Dmitri Bayanov, one of the world's foremost experts on "relict hominoids,'' has recently called attention to the value of folklore for the study of such relict forms (Bayanov 1982). This is only his latest restatement of a position previously put forth by him and his colleague, Igor Bourtsev (Bayanov and Bourtsev 1976). In short, their position is this: given the recurrence of hominoid figures in many of the world's folkloric traditions, these bodies of lore should be scrutinized more carefully by a host of experts to extract what, if any, information may lurk therein regarding relict men or man-like creatures.

A very simple and seemingly compelling example, which they put forth is that of the figures of wolves and bears in folklore. Their conclusion is that such figures exist in a given lore precisely because such animals are part of the experience of the bearers of this lore. A similar inference must be made for hominoids. In part, I think that they are clearly right, and are performing a highly useful function in calling the attention of experts to a source of information which, in many (if not most) cases, may be the only source of information on relict hominoids in a particular area.
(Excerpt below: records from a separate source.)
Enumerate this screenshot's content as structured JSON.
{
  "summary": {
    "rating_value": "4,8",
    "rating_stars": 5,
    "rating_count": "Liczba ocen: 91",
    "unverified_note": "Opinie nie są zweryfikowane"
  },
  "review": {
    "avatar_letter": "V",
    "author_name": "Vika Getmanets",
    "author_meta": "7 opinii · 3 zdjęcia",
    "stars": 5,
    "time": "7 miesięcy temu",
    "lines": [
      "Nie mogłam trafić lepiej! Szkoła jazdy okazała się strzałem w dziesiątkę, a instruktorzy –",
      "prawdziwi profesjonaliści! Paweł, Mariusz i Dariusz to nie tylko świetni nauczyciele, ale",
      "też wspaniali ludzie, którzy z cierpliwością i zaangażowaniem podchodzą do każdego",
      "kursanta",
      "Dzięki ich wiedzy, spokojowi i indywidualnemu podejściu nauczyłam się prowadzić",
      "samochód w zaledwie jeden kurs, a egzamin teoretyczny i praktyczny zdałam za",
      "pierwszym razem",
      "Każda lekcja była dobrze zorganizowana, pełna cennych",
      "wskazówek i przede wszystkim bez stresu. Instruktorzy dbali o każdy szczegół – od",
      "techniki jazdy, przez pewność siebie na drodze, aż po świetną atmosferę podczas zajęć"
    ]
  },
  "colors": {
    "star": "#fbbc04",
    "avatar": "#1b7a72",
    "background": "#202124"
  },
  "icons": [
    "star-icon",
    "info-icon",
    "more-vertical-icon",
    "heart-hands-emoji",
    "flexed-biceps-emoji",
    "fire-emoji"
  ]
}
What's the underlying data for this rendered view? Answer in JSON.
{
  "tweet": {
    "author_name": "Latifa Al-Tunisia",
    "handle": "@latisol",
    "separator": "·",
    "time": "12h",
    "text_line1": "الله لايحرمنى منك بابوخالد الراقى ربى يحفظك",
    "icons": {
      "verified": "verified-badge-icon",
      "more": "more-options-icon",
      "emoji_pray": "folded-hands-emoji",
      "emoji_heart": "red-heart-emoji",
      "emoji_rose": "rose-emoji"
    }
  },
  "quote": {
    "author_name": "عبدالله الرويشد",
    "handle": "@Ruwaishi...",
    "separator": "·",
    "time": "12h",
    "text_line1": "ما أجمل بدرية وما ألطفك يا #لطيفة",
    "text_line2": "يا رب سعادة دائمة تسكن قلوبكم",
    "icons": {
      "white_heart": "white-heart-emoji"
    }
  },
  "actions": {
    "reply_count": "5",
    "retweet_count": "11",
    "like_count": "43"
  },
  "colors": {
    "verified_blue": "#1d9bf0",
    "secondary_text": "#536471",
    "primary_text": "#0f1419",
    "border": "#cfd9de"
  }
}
On the other hand, their example of the wolves and bears of folklore is, I feel, misleading. One needs to look very carefully at exactly what types of information folklore can provide regarding matters of the real world and the creatures in it.

First, put quite simply, there are many figures that are frequently found throughout the world's folklore which no one would assume directly refer to a counterpart in the real world. Thus, one finds witches and sorcerers, demons and ogres, angels and good fairies. The list could be quite long.

Some of these figures, such as those of witches, sorcerers, and ogres, may reflect deep seated fears, perhaps arising during childhood, as in our own lore, or, in some cases, active daily concerns on the part of more "primitive" peoples. Thus, a witch may stand for the fear and revulsion a child feels toward a particularly unfortunate old woman that he may have met. Many "primitive" cultures call strangers "demons" or "devils." For such peoples, strangers actually are demons in that they violate the customs of the tribe, customs used to define humanness in the face of inhumanity. The racial slurs and epithets of our own time are dim reflections of such earlier loathings.

In short, a monster with man-like properties need not suggest that the lore in which it appears in some way bears testimony to the existence, present or former, of a relict hominoid in the environment of the lore-bearers. In certain cases, as with "primitive" peoples, demons, ogres, etc. may actually exist as perceptual categories into which certain peoples are placed, but such existence is of interest to the student of culture, not to the student of relict hominoids. Roughly speaking, folklore is expressive, not assertive. It depicts the feelings and reactions of a people to a multitude of things in their world. Such lore, be it the heritage of a "primitive" or a "sophisticated" people, does not come with an index listing the things in the world to which specific folkloric figures stand as emotional expressions.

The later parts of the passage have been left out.